Figure 7.4 shows this example movie in action. The bottom-right corner is locked to the mouse location, and the whole movie clip scales so that this remains true.

Figure 7.4 In the 07mousescale.fla example movie, the movie clip scales according to the mouse location.

Notice that this code includes two new properties of a movie clip that we have not yet seen. _width and _height are values that return the current width and height, in pixels, of the movie clip. We need to grab and store these values in the onClipEvent(load) handler because this is the only point where we can get the original values for this movie clip. If we were to get the _width and _height later, they would reflect the changed values as the user moves the cursor around.

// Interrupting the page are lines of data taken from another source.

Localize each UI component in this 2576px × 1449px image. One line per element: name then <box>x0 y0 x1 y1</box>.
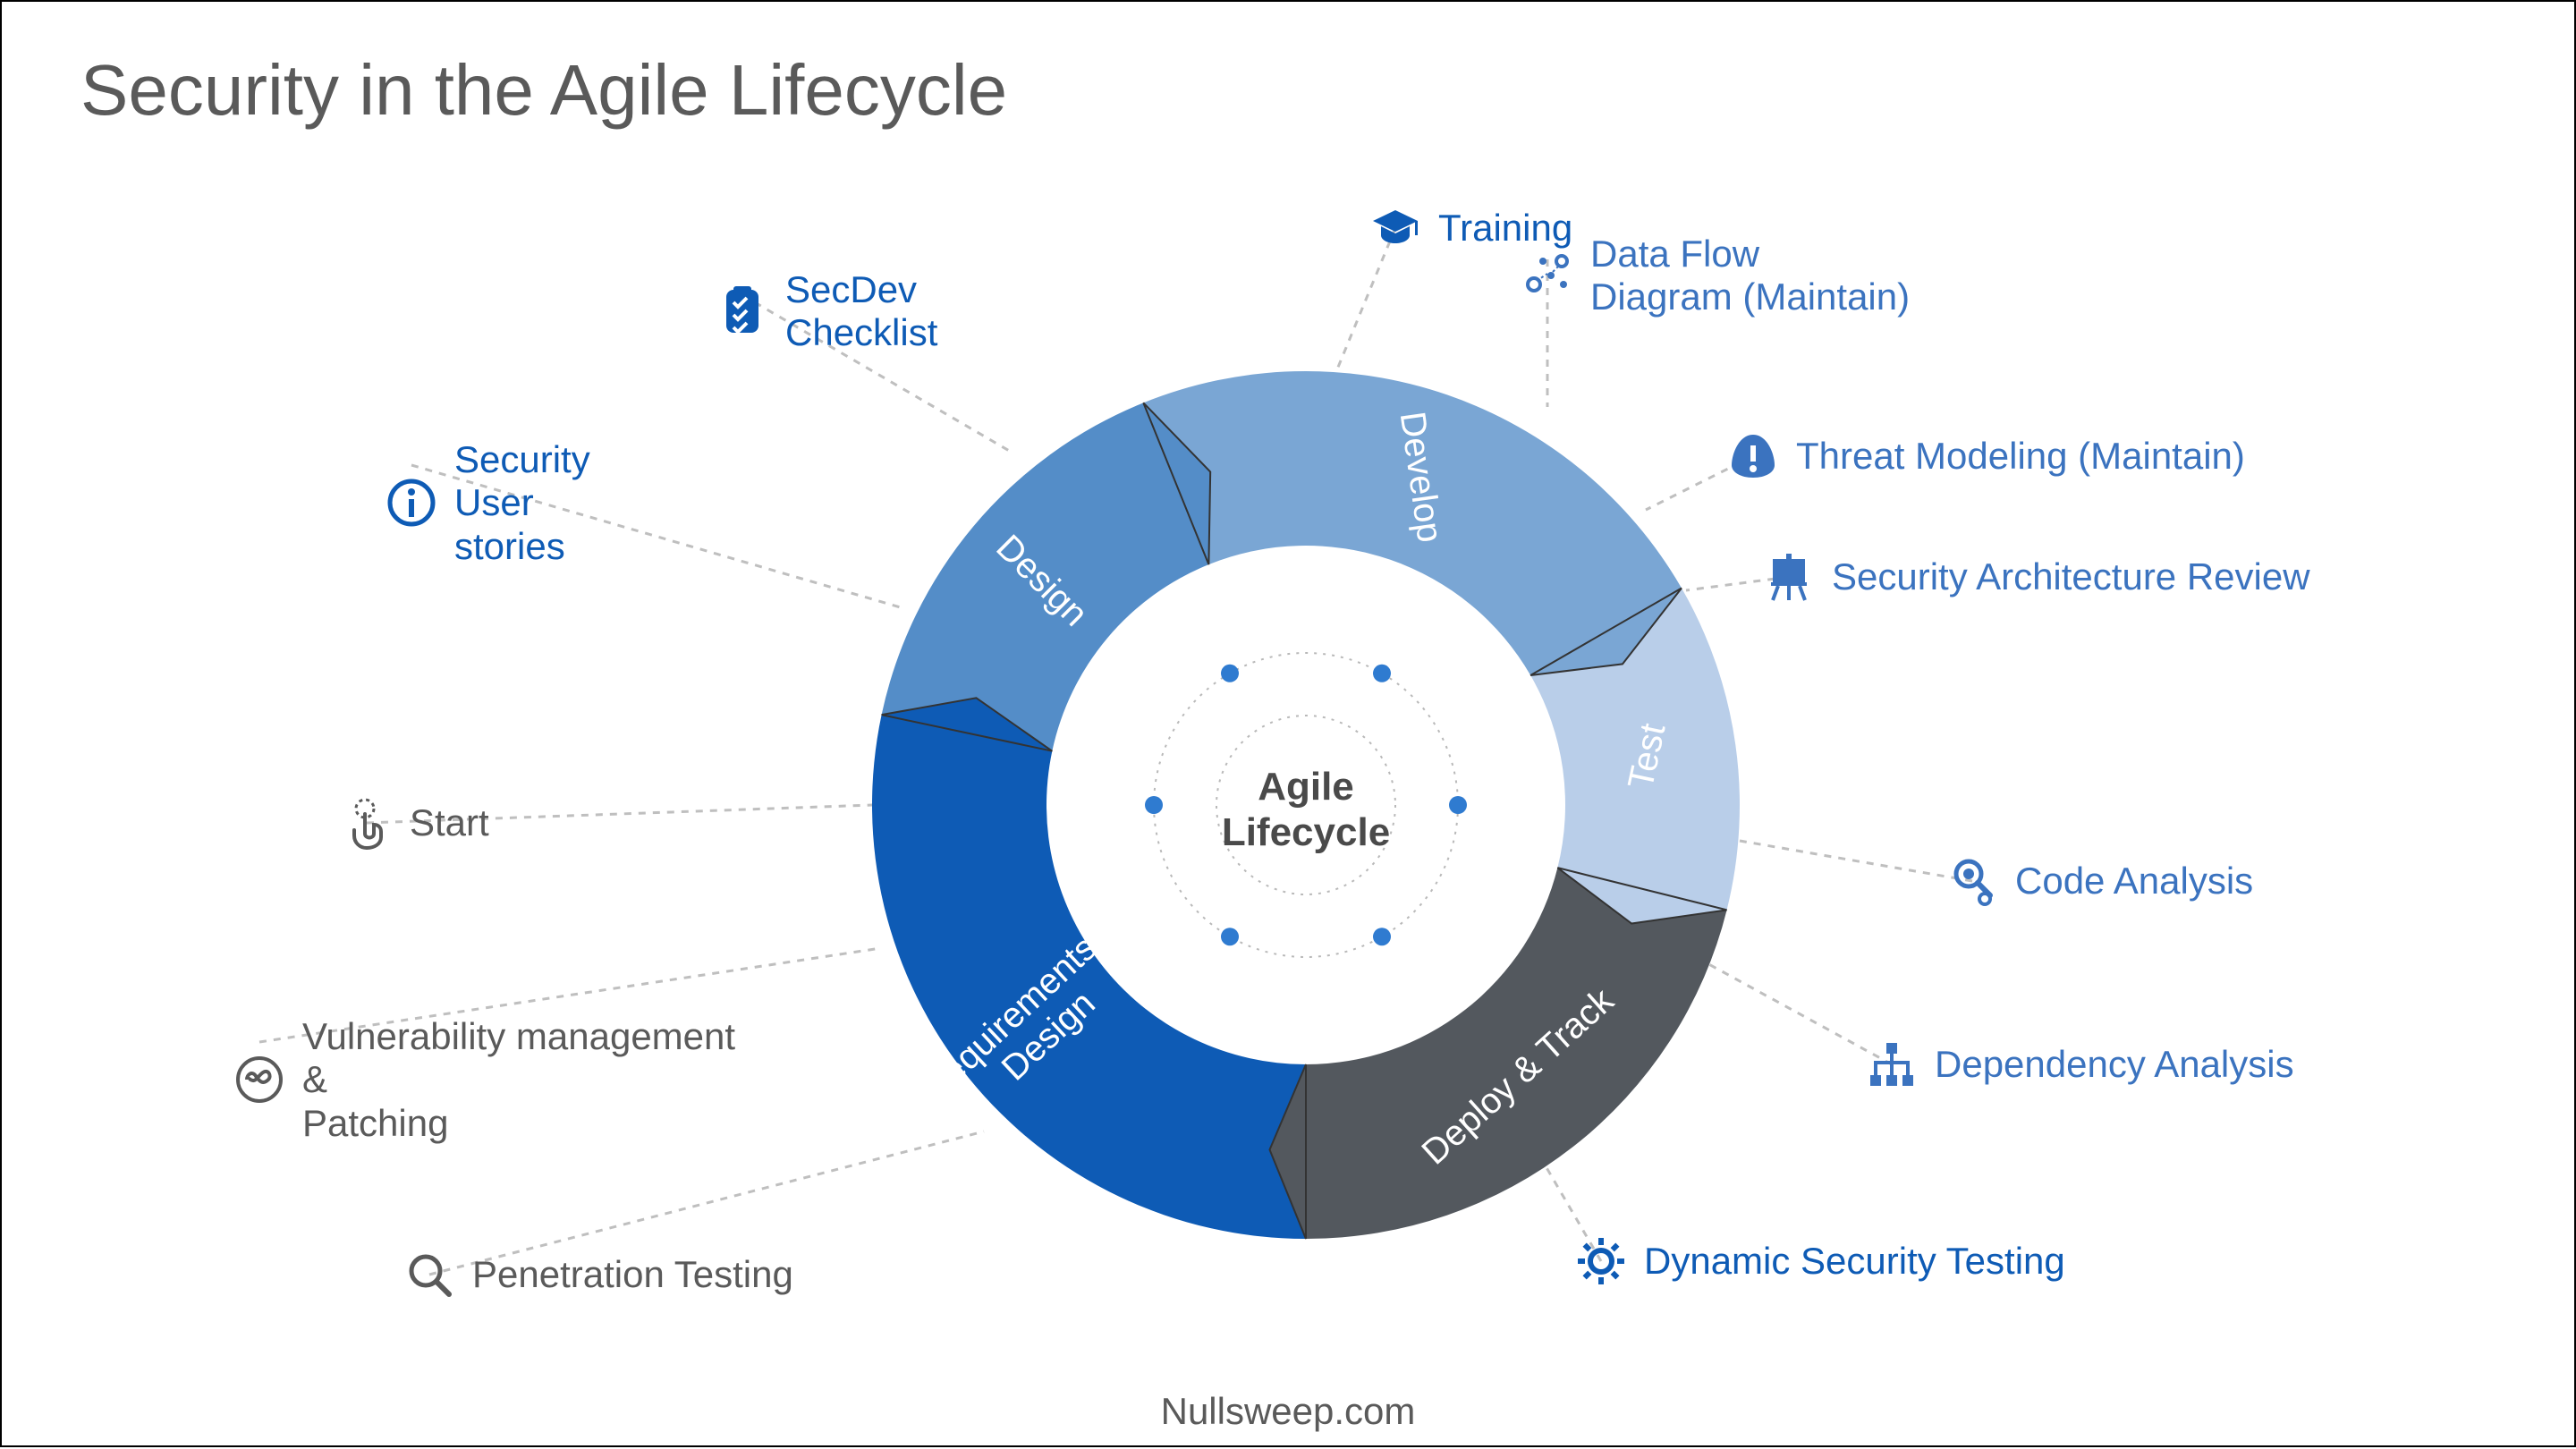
info-icon <box>385 476 438 530</box>
callout-pentest: Penetration Testing <box>402 1248 793 1301</box>
warning-icon <box>1726 429 1780 483</box>
callout-dfd: Data Flow Diagram (Maintain) <box>1521 233 1910 319</box>
orbit-dot <box>1449 796 1467 814</box>
callout-label-archreview: Security Architecture Review <box>1832 555 2310 598</box>
callout-vulnmgmt: Vulnerability management & Patching <box>233 1015 735 1145</box>
center-label: Agile Lifecycle <box>1190 765 1422 855</box>
orbit-dot <box>1373 928 1391 945</box>
callout-start: Start <box>340 796 489 850</box>
callout-label-secdev: SecDev Checklist <box>785 268 937 355</box>
callout-depanalysis: Dependency Analysis <box>1865 1038 2294 1091</box>
tap-icon <box>340 796 394 850</box>
callout-label-vulnmgmt: Vulnerability management & Patching <box>302 1015 735 1145</box>
callout-label-threat: Threat Modeling (Maintain) <box>1796 435 2245 478</box>
orbit-dot <box>1221 928 1239 945</box>
inspect-icon <box>1945 854 1999 908</box>
orbit-dot <box>1373 665 1391 682</box>
callout-codeanalysis: Code Analysis <box>1945 854 2253 908</box>
callout-secdev: SecDev Checklist <box>716 268 937 355</box>
leader-codeanalysis <box>1740 841 1972 881</box>
callout-label-dfd: Data Flow Diagram (Maintain) <box>1590 233 1910 319</box>
graduation-icon <box>1368 201 1422 255</box>
orbit-dot <box>1145 796 1163 814</box>
callout-dast: Dynamic Security Testing <box>1574 1234 2065 1288</box>
scatter-icon <box>1521 249 1574 302</box>
infinity-icon <box>233 1053 286 1106</box>
orbit-dot <box>1221 665 1239 682</box>
callout-threat: Threat Modeling (Maintain) <box>1726 429 2245 483</box>
callout-label-depanalysis: Dependency Analysis <box>1935 1043 2294 1086</box>
lifecycle-diagram: Requirements &DesignDesignDevelopTestDep… <box>0 0 2576 1449</box>
callout-label-start: Start <box>410 801 489 844</box>
gear-icon <box>1574 1234 1628 1288</box>
callout-label-userstories: Security User stories <box>454 438 590 568</box>
callout-label-codeanalysis: Code Analysis <box>2015 860 2253 902</box>
footer-attribution: Nullsweep.com <box>0 1390 2576 1433</box>
callout-label-pentest: Penetration Testing <box>472 1253 793 1296</box>
tree-icon <box>1865 1038 1919 1091</box>
callout-label-dast: Dynamic Security Testing <box>1644 1240 2065 1283</box>
callout-userstories: Security User stories <box>385 438 590 568</box>
checklist-icon <box>716 284 769 338</box>
magnifier-icon <box>402 1248 456 1301</box>
easel-icon <box>1762 550 1816 604</box>
leader-depanalysis <box>1704 962 1892 1064</box>
callout-archreview: Security Architecture Review <box>1762 550 2310 604</box>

Width and Height Properties

You can also set the _width and _height properties of a movie clip. This gives you two ways to stretch or shrink a movie clip.

The difference between using _xscale and _yscale versus _width and _height is simple. The scale properties have a normal value of 100, representing 100 percent of the width or height of the movie clip. The _width and _height properties have pixel values instead of a percentage.

So if a movie clip is 75 pixels wide and 40 pixels high, its _width and _height properties will be 75 and 40, but its _xscale and _yscale properties will both be at 100.

In most cases, you can actually accomplish the same task with either pair of properties. Here is some code that accomplishes the same thing that the previous example did, but by setting _width and _height instead of _xscale and _yscale. You can see it on the CD-ROM as 07mousescale2.fla.

onClipEvent (enterFrame) {
  // get the distance from the center of the mc to the mouse
  dx = _root._xmouse-this._x;
  dy = _root._ymouse-this._y;
  
  // set the scale of the mc
  this._width = dx*2;
  this._height = dy*2;
}

As you can see, this code is much simpler than the previous example. It doesn't even use the onClipEvent(load) handler because the original width and height don't need to be stored. This is clearly a case where using _width and _height has an advantage over using _xscale and yscale.